מצב זכויות האדם בשטחים 2011

Human Rights in the Occupied Territories 2011
08. Forbidden Protest
  • .1

    Suppression of weekly demonstrations in the West Bank

    Hose spraying demonstrators with foul-smelling liquid in a-Nabi Saleh following funeral of Mustafa Tamimi. Photo: Oren Ziv, activestills.org, 11 December 2011

    In recent years, Palestinians, Israelis, and internationals have held demonstrations against the Separation Barrier and Israel’s control of land in the West Bank. Regular demonstrations are currently held in several places, such as the villages Bil’in, Beit Ummar, al-Walajah, al-Ma’sara, a-Nabi Saleh, Kafr Qadum, and Ni’lin. Many of the demonstrators are non-violent, but there are also demonstrators who throw stones.

    In January 2011, the IDF Spokesperson’s Office distributed a video on YouTube, in which the former commander of the Judea and Samaria Division, Brig. Gen. Nitzan Alon, spoke about the demonstrations in Bil’in.

    The approach, as far as we’re concerned, is to allow the demonstration so long as it is non-violent. We make a clear distinction between a non-violent demonstration, which is legitimate protest, and a violent demonstration of throwing stones, hurling pieces of metal, physically attacking and damaging the security fence. Against this, we shall use crowd control measures.

    The claim that the military limits demonstrations in the Occupied Territories only when they are violent is not accurate. As a rule, the military treats every demonstration as an unlawful breach of public order that must be dispersed by various means. Every Friday, Border Police and soldiers come to the demonstrations and disperse them by one means or another. At times, security forces prevent demonstrations before they even begin, and seal off areas where demonstrations are planned, prior to and for the duration of the demonstration.

    Hundreds of Palestinians from the various villages have been arrested and tried for stone-throwing, and often for taking part in an unlawful demonstration. The military has made a concentrated effort to arrest the organizers of the demonstrations in villages in the West Bank, and more than ten of them have been prosecuted for organizing demonstrations and incitement to violence.

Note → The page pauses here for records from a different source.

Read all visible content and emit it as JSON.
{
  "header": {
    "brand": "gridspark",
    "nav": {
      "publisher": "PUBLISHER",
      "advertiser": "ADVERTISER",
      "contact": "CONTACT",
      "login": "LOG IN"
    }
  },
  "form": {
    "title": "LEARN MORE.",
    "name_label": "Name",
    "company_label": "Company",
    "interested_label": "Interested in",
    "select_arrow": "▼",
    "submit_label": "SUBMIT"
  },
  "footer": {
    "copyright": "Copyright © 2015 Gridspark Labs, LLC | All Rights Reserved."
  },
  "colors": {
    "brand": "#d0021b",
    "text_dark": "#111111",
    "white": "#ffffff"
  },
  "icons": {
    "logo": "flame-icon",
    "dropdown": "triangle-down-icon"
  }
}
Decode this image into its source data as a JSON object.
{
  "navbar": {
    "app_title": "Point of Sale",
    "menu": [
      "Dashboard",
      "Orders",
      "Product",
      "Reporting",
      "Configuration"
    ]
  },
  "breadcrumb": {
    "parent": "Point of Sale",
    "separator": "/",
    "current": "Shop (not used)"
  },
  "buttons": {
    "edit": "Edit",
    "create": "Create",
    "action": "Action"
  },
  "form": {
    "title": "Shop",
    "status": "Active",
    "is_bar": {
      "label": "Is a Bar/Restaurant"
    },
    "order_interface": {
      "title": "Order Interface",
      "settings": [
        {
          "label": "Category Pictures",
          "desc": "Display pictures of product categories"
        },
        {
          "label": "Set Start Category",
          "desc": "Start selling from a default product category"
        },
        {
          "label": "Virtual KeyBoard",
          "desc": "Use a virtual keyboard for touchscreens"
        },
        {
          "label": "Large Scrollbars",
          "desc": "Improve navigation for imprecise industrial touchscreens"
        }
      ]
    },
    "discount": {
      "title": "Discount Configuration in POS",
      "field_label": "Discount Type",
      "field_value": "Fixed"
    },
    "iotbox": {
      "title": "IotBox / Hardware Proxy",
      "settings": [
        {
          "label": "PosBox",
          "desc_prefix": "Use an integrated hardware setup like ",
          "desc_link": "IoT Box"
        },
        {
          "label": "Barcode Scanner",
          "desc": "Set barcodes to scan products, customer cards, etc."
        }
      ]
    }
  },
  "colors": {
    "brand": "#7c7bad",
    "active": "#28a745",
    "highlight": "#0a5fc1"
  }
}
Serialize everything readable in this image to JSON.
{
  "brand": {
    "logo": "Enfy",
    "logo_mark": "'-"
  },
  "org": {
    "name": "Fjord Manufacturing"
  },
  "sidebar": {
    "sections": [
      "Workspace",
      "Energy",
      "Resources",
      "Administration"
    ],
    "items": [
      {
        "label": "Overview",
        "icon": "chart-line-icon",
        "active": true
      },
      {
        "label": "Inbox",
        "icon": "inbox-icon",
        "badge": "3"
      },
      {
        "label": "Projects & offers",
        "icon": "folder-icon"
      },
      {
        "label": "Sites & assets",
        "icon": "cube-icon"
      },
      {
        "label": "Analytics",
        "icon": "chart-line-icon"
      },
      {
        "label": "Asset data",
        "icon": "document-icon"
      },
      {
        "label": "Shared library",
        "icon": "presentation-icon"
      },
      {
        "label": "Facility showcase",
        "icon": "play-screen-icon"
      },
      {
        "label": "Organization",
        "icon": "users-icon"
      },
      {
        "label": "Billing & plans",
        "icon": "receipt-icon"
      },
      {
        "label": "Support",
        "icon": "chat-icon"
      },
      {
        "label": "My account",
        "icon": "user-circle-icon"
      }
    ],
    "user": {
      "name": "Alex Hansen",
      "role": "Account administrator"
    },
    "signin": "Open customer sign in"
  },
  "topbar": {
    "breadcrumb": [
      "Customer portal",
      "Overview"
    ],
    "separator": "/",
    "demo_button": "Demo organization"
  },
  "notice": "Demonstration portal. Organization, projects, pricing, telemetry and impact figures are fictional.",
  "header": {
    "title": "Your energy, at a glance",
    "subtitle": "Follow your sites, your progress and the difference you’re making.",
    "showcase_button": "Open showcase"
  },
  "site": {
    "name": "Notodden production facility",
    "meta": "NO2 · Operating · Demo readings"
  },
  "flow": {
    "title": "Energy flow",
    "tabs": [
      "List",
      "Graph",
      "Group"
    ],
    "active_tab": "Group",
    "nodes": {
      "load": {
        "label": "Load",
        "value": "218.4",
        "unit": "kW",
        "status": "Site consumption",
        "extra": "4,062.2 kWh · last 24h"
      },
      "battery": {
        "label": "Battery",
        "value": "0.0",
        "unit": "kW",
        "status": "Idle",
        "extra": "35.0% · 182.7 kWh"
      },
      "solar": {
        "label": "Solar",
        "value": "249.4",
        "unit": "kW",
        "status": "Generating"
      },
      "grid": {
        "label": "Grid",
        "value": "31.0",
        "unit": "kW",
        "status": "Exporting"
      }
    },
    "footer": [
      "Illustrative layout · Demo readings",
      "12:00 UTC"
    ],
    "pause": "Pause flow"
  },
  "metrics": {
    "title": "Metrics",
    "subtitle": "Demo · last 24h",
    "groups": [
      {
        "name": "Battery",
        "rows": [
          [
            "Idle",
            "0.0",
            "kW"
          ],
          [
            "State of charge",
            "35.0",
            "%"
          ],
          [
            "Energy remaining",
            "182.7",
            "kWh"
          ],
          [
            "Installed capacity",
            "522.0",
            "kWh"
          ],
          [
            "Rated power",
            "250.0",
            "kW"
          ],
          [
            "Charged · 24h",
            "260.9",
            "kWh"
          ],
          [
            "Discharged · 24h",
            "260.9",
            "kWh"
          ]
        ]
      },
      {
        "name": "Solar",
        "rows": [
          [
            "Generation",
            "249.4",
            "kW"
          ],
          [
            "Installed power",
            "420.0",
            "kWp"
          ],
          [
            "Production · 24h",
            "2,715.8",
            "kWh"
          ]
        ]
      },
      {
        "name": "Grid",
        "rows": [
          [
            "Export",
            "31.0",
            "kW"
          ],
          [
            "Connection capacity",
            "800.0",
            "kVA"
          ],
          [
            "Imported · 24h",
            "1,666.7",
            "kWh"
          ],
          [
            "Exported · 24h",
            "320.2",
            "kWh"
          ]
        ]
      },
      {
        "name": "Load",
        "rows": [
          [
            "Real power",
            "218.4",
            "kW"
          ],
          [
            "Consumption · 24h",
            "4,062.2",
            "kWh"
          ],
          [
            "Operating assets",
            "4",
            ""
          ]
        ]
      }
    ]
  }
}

Most of the prosecutions rely on testimonies given by minors in procedures that violated their rights: they are detained in the middle of the night, questioned without their parents being present, and are not always properly informed of their rights.

    In addition, dozens of Israelis have been arrested for taking part in demonstrations and being present in land declared a “closed military area.”

    Close >>
  • .2

    A show of force: Repression of protest in a-Nabi Saleh

    Soldier fires tear gas directly at demonstrators in Nabi a-Saleh, June 2011. Photo from a B'Tselem video

    Since December 2009, residents of a-Nabi Saleh, a village north of Ramallah, have demonstrated every Friday in protest against settlers’ appropriation of a nearby spring and land belonging to Palestinians from a-Nabi Saleh and surrounding villages. The protest procession has become one of the focal points of the weekly demonstrations in the West Bank.

    In 2011, the security forces' response to demonstrations in the village violated the right to demonstrate. B'Tselem’s documentation of events in June and July showed that security forces stopped the demonstrations inside the village, often before they began. Security forces fired an enormous amount of tear gas (150 canisters in one particular demonstration). The canisters were fired inside the village’s built-up area; as a result, all the residents, and not only those taking part in the demonstration, were exposed to the gas. Some tear gas canisters were fired directly at the demonstrators, an illegal practice. Security forces also fired an inordinate number of stun grenades, at children and adults, to disperse them, also when the forces were not in danger. To prevent people from outside the village from taking part in the demonstrations, the security forces blocked all roads leading to the village. As a result, the right of all residents of the area to freedom of movement was violated.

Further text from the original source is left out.